That would mean more delays. Activities of this nature require a high level of expertise in Artificial Intelligence, robotics, and Renewable Energy. In December last year, ExoMars orbiter discovered water on Mars and brightened hopes of colonizing the Red Planet.

Russia’s withdrawal of support could affect ExoMars

Roscosmos announced its decision to put on hold cooperation with Europe on various space-related activities.

It includes the withdrawal of its personnel. Such a decision would lead to delays in European projects. Space News says ESA is aware of the future. It would work towards developing strategies to circumvent the problems. It confirmed the full implementation of sanctions imposed on Russia. ESA added it had had a dialogue with NASA vis-à-vis the International Space Station. During an interaction with the media, an official of NASA said that the invasion and sanctions had not affected ISS operations. In her words - “We’re operating just like we were operating three weeks ago.”
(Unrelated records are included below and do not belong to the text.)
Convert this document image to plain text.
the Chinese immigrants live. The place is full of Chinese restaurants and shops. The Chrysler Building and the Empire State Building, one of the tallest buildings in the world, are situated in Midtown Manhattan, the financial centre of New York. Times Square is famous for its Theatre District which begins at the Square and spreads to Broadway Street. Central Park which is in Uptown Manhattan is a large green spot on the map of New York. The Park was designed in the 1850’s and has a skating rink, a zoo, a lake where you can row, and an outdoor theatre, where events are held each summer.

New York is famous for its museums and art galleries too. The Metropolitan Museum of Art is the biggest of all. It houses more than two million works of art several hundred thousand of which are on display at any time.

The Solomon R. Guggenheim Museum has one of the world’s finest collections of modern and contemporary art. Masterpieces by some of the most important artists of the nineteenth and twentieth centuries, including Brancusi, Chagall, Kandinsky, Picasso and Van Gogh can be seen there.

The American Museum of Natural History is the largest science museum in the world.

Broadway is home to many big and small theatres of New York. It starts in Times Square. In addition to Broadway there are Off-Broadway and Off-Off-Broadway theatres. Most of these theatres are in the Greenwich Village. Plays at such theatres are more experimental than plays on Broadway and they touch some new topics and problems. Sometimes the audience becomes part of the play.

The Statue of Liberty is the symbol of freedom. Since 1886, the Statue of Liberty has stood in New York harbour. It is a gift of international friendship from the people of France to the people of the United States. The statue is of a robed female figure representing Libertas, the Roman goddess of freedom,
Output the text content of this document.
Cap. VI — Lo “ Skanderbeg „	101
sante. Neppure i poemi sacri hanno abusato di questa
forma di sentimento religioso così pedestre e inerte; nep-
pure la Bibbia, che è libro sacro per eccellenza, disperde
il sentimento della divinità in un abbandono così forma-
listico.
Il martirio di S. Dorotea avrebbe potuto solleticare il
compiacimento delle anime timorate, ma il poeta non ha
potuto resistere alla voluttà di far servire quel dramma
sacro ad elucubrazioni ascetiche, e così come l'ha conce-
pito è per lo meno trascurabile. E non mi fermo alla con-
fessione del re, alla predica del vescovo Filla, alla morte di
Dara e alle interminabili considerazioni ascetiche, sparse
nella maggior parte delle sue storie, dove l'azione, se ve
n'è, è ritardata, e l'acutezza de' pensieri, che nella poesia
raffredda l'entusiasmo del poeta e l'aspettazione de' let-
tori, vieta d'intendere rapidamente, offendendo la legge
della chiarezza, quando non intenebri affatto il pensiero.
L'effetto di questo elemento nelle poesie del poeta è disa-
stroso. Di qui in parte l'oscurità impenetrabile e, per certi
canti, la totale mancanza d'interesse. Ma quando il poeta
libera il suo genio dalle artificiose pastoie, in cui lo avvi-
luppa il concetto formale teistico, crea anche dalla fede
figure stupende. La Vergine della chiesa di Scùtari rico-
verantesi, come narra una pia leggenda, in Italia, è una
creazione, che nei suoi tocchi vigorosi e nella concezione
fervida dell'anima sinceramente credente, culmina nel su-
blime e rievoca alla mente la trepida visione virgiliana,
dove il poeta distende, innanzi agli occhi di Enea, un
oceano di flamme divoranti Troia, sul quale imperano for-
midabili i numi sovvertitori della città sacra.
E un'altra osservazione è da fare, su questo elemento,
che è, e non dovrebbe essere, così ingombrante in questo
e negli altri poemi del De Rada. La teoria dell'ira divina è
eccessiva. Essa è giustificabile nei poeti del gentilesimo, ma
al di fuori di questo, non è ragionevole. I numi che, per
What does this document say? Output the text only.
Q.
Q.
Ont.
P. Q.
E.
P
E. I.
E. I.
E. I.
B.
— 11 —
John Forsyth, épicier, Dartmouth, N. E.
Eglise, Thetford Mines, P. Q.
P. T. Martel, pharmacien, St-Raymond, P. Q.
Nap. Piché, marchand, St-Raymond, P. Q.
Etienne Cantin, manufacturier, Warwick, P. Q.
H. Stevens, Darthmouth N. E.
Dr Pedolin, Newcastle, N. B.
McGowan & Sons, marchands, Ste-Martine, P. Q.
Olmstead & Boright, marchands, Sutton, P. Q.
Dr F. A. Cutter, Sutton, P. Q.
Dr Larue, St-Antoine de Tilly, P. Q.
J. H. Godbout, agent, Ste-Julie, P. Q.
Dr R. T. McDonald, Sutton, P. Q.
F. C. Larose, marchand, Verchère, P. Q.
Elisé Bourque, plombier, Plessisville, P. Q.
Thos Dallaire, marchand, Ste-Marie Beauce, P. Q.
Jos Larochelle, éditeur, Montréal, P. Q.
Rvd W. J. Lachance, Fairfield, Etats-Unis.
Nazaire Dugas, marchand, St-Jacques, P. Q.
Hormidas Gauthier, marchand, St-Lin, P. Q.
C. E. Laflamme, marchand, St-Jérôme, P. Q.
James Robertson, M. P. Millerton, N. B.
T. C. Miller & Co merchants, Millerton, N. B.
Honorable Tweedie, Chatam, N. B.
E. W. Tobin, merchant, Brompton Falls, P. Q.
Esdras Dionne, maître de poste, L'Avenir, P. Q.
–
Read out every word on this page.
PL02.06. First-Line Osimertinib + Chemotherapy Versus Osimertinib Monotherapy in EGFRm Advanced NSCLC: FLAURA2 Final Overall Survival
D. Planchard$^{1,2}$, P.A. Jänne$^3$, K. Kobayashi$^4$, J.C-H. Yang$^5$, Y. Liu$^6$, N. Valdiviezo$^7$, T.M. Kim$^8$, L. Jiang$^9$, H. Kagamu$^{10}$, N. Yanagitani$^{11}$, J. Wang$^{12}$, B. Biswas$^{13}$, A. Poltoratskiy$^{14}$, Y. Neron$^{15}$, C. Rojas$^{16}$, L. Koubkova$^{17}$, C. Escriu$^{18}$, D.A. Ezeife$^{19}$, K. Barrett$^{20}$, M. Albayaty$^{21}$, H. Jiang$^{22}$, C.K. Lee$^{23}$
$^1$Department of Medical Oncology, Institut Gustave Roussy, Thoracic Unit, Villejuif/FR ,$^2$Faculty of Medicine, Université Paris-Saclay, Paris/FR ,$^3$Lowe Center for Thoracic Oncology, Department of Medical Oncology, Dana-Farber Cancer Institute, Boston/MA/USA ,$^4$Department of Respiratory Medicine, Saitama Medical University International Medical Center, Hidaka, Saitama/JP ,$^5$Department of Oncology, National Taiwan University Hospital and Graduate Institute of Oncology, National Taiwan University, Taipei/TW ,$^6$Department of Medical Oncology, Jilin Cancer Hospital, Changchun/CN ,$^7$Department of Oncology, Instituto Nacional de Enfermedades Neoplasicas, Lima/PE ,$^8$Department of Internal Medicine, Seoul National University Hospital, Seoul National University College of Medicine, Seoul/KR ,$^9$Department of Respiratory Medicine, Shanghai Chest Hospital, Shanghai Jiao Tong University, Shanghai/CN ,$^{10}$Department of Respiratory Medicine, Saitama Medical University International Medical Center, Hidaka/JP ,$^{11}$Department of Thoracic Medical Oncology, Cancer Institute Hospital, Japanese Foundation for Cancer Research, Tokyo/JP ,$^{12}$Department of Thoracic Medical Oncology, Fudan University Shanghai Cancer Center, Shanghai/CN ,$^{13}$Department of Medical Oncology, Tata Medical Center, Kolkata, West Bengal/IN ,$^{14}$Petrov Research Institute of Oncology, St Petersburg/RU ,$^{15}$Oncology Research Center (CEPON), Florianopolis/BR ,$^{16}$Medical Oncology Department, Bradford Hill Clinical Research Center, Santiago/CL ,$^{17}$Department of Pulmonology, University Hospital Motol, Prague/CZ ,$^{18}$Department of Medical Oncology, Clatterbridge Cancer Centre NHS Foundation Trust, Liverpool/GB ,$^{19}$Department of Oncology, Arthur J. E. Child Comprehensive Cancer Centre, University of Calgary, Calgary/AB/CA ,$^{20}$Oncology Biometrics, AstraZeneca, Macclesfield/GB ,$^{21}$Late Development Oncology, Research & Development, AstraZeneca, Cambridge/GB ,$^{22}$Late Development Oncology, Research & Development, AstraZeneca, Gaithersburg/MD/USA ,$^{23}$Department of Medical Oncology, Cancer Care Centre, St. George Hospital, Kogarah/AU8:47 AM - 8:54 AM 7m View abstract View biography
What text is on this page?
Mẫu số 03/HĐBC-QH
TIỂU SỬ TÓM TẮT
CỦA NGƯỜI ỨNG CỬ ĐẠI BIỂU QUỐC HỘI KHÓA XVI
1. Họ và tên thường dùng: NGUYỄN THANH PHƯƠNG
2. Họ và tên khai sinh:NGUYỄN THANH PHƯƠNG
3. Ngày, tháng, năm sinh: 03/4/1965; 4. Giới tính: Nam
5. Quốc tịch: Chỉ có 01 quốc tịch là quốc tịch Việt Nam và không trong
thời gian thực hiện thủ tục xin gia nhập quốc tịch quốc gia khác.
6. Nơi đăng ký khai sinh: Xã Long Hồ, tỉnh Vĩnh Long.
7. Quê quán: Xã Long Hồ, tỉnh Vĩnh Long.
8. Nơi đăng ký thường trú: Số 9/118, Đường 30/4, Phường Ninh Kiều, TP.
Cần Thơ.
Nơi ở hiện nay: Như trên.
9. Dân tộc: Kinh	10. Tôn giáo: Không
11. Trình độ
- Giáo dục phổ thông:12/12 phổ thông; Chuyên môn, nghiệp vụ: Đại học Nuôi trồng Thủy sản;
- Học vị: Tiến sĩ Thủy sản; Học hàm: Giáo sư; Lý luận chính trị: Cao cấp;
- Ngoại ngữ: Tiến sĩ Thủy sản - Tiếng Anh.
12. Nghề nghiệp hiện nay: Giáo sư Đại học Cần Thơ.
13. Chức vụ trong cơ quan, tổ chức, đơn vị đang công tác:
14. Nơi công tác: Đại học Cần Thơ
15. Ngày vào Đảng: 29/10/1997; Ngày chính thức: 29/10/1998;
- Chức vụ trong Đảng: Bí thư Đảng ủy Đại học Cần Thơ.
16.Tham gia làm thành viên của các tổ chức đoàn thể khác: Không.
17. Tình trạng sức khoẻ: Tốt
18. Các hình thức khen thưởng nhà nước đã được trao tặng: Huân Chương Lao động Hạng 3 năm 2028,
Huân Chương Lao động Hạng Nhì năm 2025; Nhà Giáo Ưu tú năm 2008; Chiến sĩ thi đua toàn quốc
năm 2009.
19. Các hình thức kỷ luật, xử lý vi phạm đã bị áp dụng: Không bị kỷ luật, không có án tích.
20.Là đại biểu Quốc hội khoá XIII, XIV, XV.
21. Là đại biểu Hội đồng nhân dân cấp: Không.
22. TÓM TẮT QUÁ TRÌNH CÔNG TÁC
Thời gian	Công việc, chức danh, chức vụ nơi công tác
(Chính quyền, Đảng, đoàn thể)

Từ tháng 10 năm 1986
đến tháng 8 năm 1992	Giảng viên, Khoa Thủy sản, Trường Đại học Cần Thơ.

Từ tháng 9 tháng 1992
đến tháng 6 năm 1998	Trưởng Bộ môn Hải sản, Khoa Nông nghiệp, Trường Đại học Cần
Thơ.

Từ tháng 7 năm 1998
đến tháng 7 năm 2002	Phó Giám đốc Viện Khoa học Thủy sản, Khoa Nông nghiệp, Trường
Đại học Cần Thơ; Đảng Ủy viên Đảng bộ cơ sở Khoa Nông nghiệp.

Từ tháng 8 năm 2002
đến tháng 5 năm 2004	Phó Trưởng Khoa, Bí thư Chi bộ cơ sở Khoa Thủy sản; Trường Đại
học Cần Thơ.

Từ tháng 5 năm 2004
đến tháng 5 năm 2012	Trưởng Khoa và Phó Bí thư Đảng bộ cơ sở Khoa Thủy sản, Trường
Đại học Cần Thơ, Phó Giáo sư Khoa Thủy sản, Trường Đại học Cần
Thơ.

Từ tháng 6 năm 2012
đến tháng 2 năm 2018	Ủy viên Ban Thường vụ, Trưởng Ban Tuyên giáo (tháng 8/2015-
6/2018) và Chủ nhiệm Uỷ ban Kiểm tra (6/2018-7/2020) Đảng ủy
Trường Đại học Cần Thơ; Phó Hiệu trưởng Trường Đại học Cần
ESA wants ExoMars to search for traces of life on the Red Planet

Space adds that the task of the ExoMars rover of the European Space Agency is to search for traces of life on the Red Planet.

The plan was to launch it in September aboard a Russian rocket. That may not happen now because of Russian aggression in Ukraine and corresponding sanctions imposed on Russia. The ExoMars mission is in two parts. The first part is the Trace Gas Orbiter, which has been (in orbit around Mars since 2016. The second part is the Rosalind Franklin rover built in the U.K. It was initially a joint mission between ESA and NASA, but in 2012, NASA dissociated itself due to budget cuts. That was when Russia entered the scene to breathe life into the mission. As things stand, the revival of the mission would involve considerable financial investment from ESA. It has to replace the Russia-built systems.